Les contrats d’assurance vie retraite qu’ils soient collectifs comme le PERE ou individuels comme les PERP, Prefon, Madelin sont transférables. Toutefois, cette liberté pour les épargnants constitue un risque pour les différents acteurs du contrat : l’assureur du fait de la mécanique du fonds en euro et le distributeur (indépendant ou non) qui risque d’avoir réalisé un effort commercial pour un gain très temporaire. Nous verrons ici que le législateur a su prendre en compte ces deux problématiques.

Un risque lié à la mécanique du fonds en euro

Un fonds en euro peut être assimilé à des obligations qui détachent des coupons correspondant au rendement.

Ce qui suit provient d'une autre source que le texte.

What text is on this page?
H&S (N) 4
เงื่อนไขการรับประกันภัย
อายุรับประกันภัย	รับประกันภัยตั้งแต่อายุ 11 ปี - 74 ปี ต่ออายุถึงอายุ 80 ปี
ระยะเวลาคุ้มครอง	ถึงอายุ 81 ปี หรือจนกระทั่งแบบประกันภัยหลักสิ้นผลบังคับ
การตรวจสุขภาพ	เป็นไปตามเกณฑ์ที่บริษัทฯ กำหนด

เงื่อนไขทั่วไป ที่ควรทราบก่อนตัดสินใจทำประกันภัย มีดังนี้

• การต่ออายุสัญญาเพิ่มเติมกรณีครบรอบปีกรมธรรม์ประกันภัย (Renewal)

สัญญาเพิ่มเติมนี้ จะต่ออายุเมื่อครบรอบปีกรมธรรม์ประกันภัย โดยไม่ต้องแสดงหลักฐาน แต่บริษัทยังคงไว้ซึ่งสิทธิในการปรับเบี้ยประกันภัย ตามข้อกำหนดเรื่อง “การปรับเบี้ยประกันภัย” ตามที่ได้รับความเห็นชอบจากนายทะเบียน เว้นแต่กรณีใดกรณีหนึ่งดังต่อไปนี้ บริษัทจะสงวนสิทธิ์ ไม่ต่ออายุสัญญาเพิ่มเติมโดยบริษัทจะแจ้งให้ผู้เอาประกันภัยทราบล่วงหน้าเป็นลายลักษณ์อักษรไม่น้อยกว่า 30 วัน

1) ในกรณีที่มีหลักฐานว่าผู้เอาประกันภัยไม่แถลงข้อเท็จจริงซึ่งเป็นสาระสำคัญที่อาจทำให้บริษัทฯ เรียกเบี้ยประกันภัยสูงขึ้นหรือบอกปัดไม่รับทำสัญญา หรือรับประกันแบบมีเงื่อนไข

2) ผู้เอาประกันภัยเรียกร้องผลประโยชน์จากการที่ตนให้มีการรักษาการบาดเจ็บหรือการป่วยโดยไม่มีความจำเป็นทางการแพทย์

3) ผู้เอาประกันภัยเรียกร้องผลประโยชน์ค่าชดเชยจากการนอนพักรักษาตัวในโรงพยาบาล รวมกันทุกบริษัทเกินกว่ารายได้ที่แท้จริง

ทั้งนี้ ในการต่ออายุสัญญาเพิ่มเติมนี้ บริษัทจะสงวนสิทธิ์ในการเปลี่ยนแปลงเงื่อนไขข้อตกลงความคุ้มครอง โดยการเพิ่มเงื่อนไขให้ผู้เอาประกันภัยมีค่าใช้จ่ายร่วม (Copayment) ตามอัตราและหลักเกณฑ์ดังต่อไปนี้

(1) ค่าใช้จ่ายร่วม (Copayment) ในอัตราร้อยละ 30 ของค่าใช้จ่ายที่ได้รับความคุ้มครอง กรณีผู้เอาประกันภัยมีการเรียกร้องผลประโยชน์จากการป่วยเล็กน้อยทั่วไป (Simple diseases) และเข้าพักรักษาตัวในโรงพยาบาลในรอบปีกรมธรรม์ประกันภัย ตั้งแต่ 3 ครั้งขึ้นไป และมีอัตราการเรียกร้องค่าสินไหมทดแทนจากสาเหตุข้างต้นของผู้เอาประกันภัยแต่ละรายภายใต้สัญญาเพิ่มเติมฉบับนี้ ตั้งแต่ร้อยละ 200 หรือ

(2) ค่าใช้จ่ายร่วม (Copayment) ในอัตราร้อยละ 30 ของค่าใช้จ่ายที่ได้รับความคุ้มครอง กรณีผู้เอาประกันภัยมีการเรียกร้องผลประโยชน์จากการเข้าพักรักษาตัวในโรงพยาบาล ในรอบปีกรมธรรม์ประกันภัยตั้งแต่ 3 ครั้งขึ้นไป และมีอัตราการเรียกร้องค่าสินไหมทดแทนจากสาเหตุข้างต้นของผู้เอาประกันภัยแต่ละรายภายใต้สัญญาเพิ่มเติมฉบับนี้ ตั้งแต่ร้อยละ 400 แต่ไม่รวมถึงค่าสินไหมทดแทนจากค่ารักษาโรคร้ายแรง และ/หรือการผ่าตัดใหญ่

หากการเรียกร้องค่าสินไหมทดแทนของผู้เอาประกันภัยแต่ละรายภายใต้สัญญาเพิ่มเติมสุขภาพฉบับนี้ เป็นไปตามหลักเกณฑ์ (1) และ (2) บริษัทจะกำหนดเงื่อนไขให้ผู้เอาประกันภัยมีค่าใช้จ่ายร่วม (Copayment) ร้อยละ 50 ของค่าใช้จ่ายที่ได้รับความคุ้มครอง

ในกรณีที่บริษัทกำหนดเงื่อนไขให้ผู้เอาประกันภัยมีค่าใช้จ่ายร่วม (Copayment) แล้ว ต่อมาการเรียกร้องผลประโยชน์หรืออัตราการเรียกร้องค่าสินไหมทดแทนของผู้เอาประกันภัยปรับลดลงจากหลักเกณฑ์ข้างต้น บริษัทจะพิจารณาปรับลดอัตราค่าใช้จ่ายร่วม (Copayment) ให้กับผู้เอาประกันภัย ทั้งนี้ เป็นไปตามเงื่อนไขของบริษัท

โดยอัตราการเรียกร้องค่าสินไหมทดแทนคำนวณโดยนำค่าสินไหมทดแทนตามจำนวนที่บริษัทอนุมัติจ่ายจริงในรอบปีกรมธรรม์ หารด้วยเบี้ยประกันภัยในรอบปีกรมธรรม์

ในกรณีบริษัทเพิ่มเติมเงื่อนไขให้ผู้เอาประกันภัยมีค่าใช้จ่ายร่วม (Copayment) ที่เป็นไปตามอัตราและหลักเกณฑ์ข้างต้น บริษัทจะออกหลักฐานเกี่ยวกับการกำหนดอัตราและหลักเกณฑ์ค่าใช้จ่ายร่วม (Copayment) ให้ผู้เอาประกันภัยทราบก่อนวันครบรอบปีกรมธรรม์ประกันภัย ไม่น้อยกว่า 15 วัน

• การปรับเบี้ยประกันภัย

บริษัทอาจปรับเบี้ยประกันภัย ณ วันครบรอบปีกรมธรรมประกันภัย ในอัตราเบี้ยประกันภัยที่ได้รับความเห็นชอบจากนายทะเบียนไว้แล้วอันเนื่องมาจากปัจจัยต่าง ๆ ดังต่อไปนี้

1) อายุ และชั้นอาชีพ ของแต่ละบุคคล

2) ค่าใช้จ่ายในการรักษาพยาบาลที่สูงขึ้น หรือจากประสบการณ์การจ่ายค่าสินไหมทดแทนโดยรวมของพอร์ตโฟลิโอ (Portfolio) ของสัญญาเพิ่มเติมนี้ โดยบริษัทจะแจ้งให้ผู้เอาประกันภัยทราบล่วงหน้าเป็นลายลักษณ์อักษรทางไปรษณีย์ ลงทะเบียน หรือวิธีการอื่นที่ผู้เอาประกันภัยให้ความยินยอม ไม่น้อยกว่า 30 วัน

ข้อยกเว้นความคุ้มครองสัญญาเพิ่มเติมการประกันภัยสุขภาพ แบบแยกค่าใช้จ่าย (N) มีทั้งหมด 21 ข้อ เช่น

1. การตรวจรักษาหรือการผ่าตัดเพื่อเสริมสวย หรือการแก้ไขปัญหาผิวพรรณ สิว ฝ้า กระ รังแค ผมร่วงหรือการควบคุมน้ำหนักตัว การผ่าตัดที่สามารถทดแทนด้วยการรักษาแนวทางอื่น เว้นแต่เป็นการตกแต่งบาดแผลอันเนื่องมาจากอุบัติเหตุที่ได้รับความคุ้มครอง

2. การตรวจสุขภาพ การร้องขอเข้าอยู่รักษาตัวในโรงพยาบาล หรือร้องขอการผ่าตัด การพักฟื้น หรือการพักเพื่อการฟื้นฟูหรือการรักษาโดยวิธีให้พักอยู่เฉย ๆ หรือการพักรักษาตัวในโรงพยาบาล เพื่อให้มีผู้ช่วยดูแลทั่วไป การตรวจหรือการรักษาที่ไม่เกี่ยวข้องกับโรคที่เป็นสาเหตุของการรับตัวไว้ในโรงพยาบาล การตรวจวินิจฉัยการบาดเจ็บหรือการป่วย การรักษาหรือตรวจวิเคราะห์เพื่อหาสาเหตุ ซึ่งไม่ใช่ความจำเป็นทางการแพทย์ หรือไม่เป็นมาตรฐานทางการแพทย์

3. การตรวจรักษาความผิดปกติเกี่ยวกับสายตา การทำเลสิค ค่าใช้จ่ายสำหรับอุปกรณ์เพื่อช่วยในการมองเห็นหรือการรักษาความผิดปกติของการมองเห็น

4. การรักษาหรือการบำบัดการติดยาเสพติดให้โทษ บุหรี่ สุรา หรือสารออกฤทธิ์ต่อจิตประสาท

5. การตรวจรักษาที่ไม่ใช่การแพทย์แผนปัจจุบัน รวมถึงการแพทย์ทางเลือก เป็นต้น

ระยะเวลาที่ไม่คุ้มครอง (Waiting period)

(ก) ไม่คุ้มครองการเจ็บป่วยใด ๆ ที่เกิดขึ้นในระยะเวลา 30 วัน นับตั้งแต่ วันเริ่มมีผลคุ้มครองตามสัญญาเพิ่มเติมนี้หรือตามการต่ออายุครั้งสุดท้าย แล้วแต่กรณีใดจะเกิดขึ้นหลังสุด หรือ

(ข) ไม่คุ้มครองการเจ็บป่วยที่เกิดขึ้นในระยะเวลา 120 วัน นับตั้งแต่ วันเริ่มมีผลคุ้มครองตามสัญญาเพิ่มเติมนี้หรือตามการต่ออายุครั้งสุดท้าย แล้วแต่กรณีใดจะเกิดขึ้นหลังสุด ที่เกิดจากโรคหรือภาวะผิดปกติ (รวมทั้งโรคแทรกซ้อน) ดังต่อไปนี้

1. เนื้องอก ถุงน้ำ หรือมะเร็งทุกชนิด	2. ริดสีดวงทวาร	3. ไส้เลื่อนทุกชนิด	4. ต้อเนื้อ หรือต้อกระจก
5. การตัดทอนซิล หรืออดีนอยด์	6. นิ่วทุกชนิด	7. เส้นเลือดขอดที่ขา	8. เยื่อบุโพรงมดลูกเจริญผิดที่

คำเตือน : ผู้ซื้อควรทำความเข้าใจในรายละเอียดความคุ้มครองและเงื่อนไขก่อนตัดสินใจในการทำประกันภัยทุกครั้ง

Le fait de garantir l’épargne revient à comptabiliser ces obligations à leur valeur d’achat et non à leur valeur de marché.

Imaginons que vous achetiez 100€ une obligation à 10 ans qui vous verse des coupons de 2€ par an.

2 ans plus tard, les taux ayant augmenté, une obligation à 8 ans de 100€ verse des coupons de 3€.

Pensez-vous pouvoir revendre votre obligation ayant une échéance à 8 ans qui rapporte 2€ au prix initial de 100€ ?

La réponse est bien évidement NON, elle vaut moins cher, pour l’assureur c’est une moins-value latente ! Elle vaudra 92,98€ sur le marché secondaire

En cas de transfert un assureur serait lui tenu de rembourser les 100€ alors que son fonds en euro est en moins-value latente.

Afin d’éviter ce risque systémique, le législateur autorise au travers de l’article R144‐27, D441‐22 du Code des Assurances à appliquer une réduction de la valeur de transfert à hauteur de la quote-part des moins-values latentes du fonds en euro dans la limite de 15%.

En cas de remontée rapide des taux, cette mesure serait donc déclenchée.

Un risque pour le distributeur

L’acte de conseil, d’accompagnement commercial et de gestion lors de la vente d’un contrat retraite nécessite un effort conséquent de la part du distributeur. La rémunération versée par les assureurs au distributeur lors de la souscription est bien souvent bien inférieure au temps passé.

C’est donc sur la durée et au travers des versements réguliers que le distributeur bénéficie de la rémunération de son effort.

La transférabilité des contrats retraite met donc en péril le schéma économique du distributeur.

Afin d’éviter ce risque, le législateur autorise au travers de Article R132‐5‐3 du Code des Assurances à appliquer des frais de transfert de 5% créant ainsi une forte incitation à l’épargnant de conserver son contrat.

Ces frais n’étant autorisés que pendant une période de 10 ans, l’épargnant retrouvera alors une totale liberté sans contrainte.

En conclusion, le législateur a su mettre en place un cadre réglementaire permettant tout à la fois une mise en concurrence des contrats, une liberté de choix pour les épargnants, et des dispositions pour protéger les assureurs et distributeurs.

Un bémol néanmoins, si les contrats PERE (article 83) sont bien transférables individuellement en cas de changement d’employeur, il conviendrait d’étendre cette possibilité aux transferts collectifs pour qu’ils deviennent d’ordre public et non plus uniquement si le contrat le permet.